Short White Coat is a blog about learning to be a doctor. Posts appear here as part of White Coat Notes. Ishani Ganguli is a fourth-year Harvard medical student. E-mail her at firstname.lastname@example.org.
Last month, I ventured out of my comfort zone to take a course at the business school. It was a seminar on competition in health care delivery, and while the subject matter was somewhat familiar, the approach was anything but.
The professors for the course, Michael Porter and Elisabeth Teisberg, are taking an outsiderís look at The Big Question of how to fix health care. They champion what should be a simple math problem: divide health outcomes by health costs and compare the quotients across doctors and hospitals to drive better care.
The trouble is that outcomes are rarely measured (they are talking better health and quality of life, not just patient satisfaction with magazines in the waiting room), and ditto for costs. Some health care systems, like the Cleveland Clinic in Ohio and the MD Anderson Cancer Center in Texas, are doing such work, with a focus on patient-centered care. So during the seminar, we read detailed case studies of such hospitals and often met with their leaders.
The course brought together everyone from Partners HealthCare management to surgical residents and MBA students interested in health care, and the discussion was rapid-fire and often contentious. Through these cases, we put names and often solutions to observations that many of us have had on the wards -- like problems with documentation and inefficiencies in the hospital system.

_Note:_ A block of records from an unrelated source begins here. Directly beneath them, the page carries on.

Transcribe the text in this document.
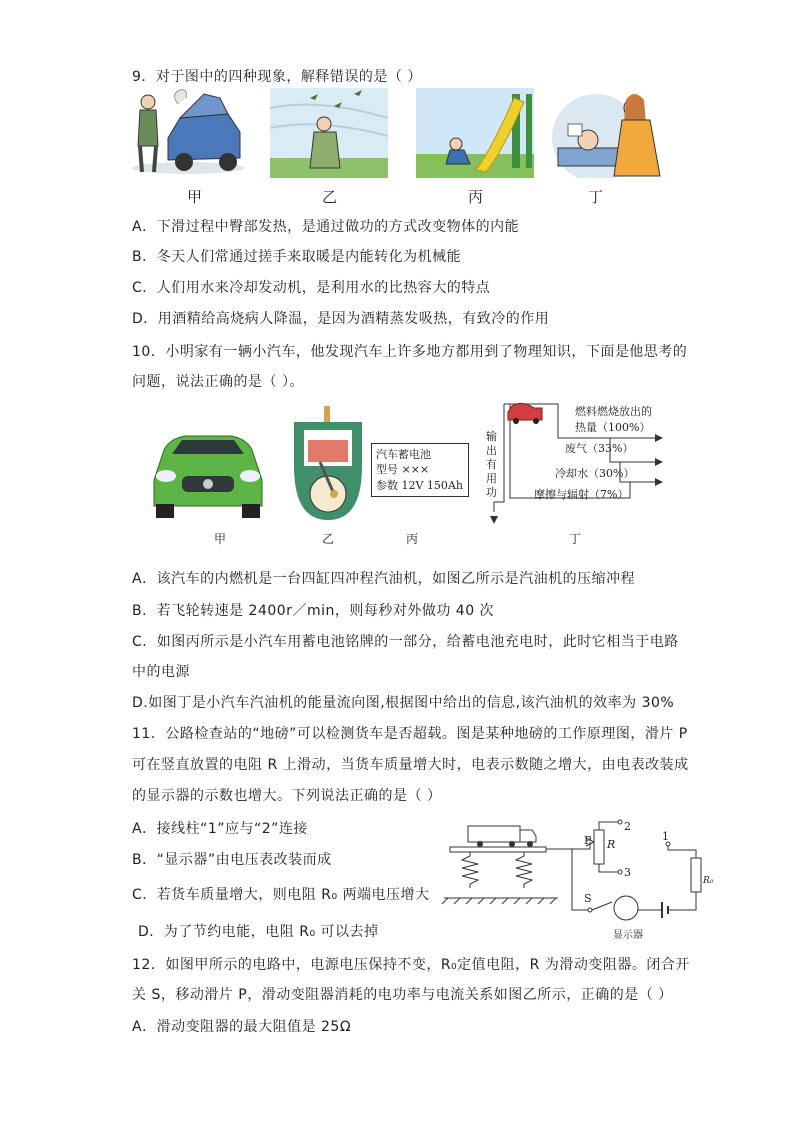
9．对于图中的四种现象，解释错误的是（ ）
甲	乙	丙	丁
A．下滑过程中臀部发热，是通过做功的方式改变物体的内能
B．冬天人们常通过搓手来取暖是内能转化为机械能
C．人们用水来冷却发动机，是利用水的比热容大的特点
D．用酒精给高烧病人降温，是因为酒精蒸发吸热，有致冷的作用
10．小明家有一辆小汽车，他发现汽车上许多地方都用到了物理知识，下面是他思考的
问题，说法正确的是（ ）。
甲	乙
汽车蓄电池
型号 ×××
参数 12V 150Ah
丙
燃料燃烧放出的
热量（100%）
废气（33%）
冷却水（30%）
摩擦与辐射（7%）
输
出
有
用
功
丁
A．该汽车的内燃机是一台四缸四冲程汽油机，如图乙所示是汽油机的压缩冲程
B．若飞轮转速是 2400r／min，则每秒对外做功 40 次
C．如图丙所示是小汽车用蓄电池铭牌的一部分，给蓄电池充电时，此时它相当于电路
中的电源
D.如图丁是小汽车汽油机的能量流向图,根据图中给出的信息,该汽油机的效率为 30%
11．公路检查站的“地磅”可以检测货车是否超载。图是某种地磅的工作原理图，滑片 P
可在竖直放置的电阻 R 上滑动，当货车质量增大时，电表示数随之增大，由电表改装成
的显示器的示数也增大。下列说法正确的是（ ）
A．接线柱“1”应与“2”连接
B．“显示器”由电压表改装而成
C．若货车质量增大，则电阻 R₀ 两端电压增大
D．为了节约电能，电阻 R₀ 可以去掉
P R
2
3
1
R₀
S
显示器
12．如图甲所示的电路中，电源电压保持不变，R₀定值电阻，R 为滑动变阻器。闭合开
关 S，移动滑片 P，滑动变阻器消耗的电功率与电流关系如图乙所示，正确的是（ ）
A．滑动变阻器的最大阻值是 25Ω
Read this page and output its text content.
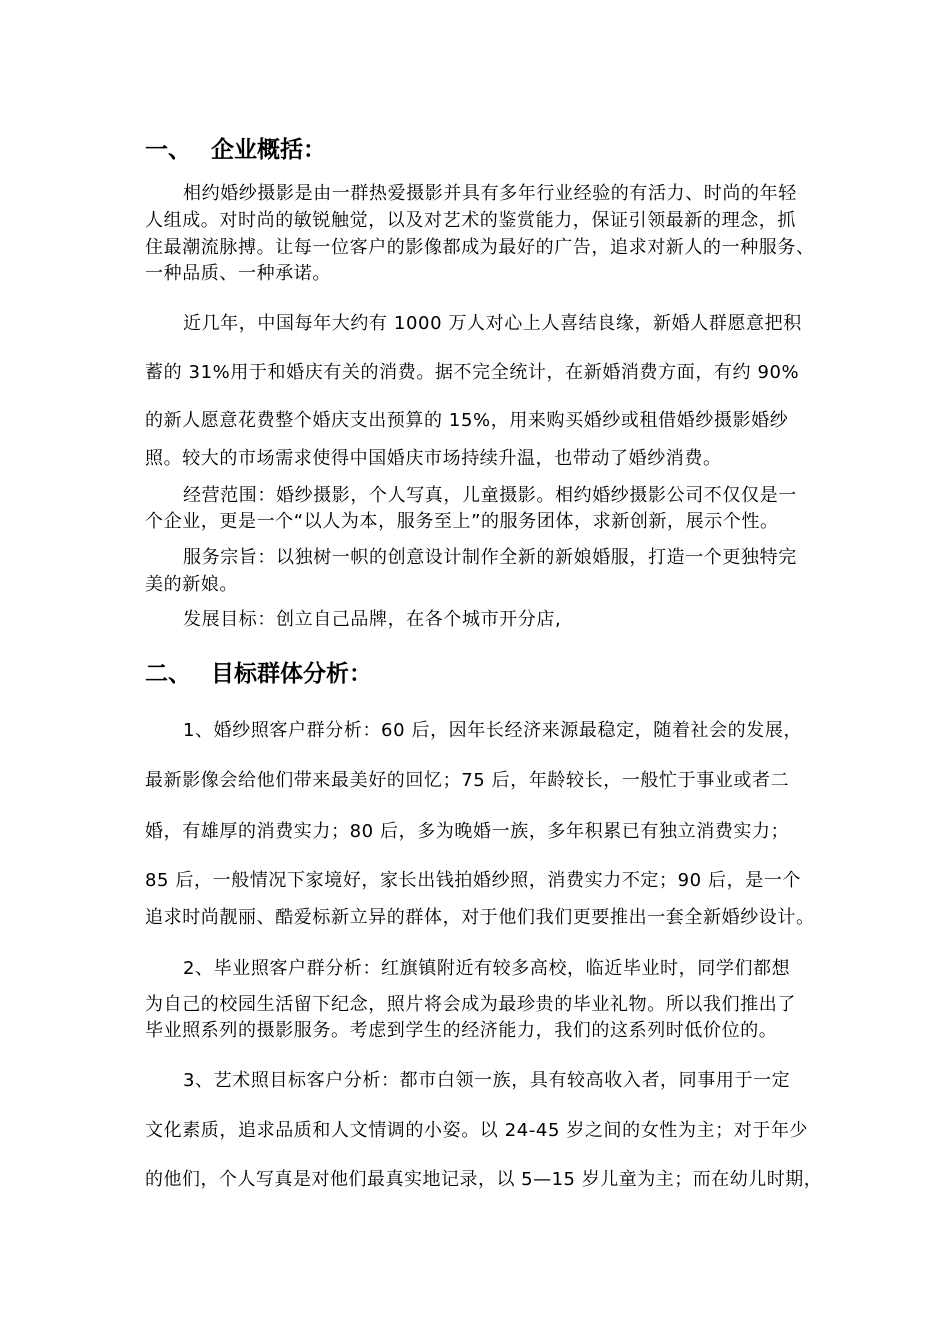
一、 企业概括：
相约婚纱摄影是由一群热爱摄影并具有多年行业经验的有活力、时尚的年轻
人组成。对时尚的敏锐触觉，以及对艺术的鉴赏能力，保证引领最新的理念，抓
住最潮流脉搏。让每一位客户的影像都成为最好的广告，追求对新人的一种服务、
一种品质、一种承诺。
近几年，中国每年大约有 1000 万人对心上人喜结良缘，新婚人群愿意把积
蓄的 31%用于和婚庆有关的消费。据不完全统计，在新婚消费方面，有约 90%
的新人愿意花费整个婚庆支出预算的 15%，用来购买婚纱或租借婚纱摄影婚纱
照。较大的市场需求使得中国婚庆市场持续升温，也带动了婚纱消费。
经营范围：婚纱摄影，个人写真，儿童摄影。相约婚纱摄影公司不仅仅是一
个企业，更是一个“以人为本，服务至上”的服务团体，求新创新，展示个性。
服务宗旨：以独树一帜的创意设计制作全新的新娘婚服，打造一个更独特完
美的新娘。
发展目标：创立自己品牌，在各个城市开分店,
二、 目标群体分析：
1、婚纱照客户群分析：60 后，因年长经济来源最稳定，随着社会的发展，
最新影像会给他们带来最美好的回忆；75 后，年龄较长，一般忙于事业或者二
婚，有雄厚的消费实力；80 后，多为晚婚一族，多年积累已有独立消费实力；
85 后，一般情况下家境好，家长出钱拍婚纱照，消费实力不定；90 后，是一个
追求时尚靓丽、酷爱标新立异的群体，对于他们我们更要推出一套全新婚纱设计。
2、毕业照客户群分析：红旗镇附近有较多高校，临近毕业时，同学们都想
为自己的校园生活留下纪念，照片将会成为最珍贵的毕业礼物。所以我们推出了
毕业照系列的摄影服务。考虑到学生的经济能力，我们的这系列时低价位的。
3、艺术照目标客户分析：都市白领一族，具有较高收入者，同事用于一定
文化素质，追求品质和人文情调的小姿。以 24-45 岁之间的女性为主；对于年少
的他们，个人写真是对他们最真实地记录，以 5—15 岁儿童为主；而在幼儿时期，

On my advanced medicine rotation, I remember how difficult it was to coordinate the various specialists who needed to weigh in on my patients' care. But several of the hospitals we learned about have centers organized around conditions such as back pain or breast cancer, with teams of specialists who make it a habit to talk to each other regularly.
It was a refreshing change from medical school, not just because of the complementary lunches and the chance to meet classmates with fascinating backgrounds. I was thinking about my field in a totally different way, one that we know (from studies on health care quality and the discussion in Washington, D.C.) is critical for all doctors to understand.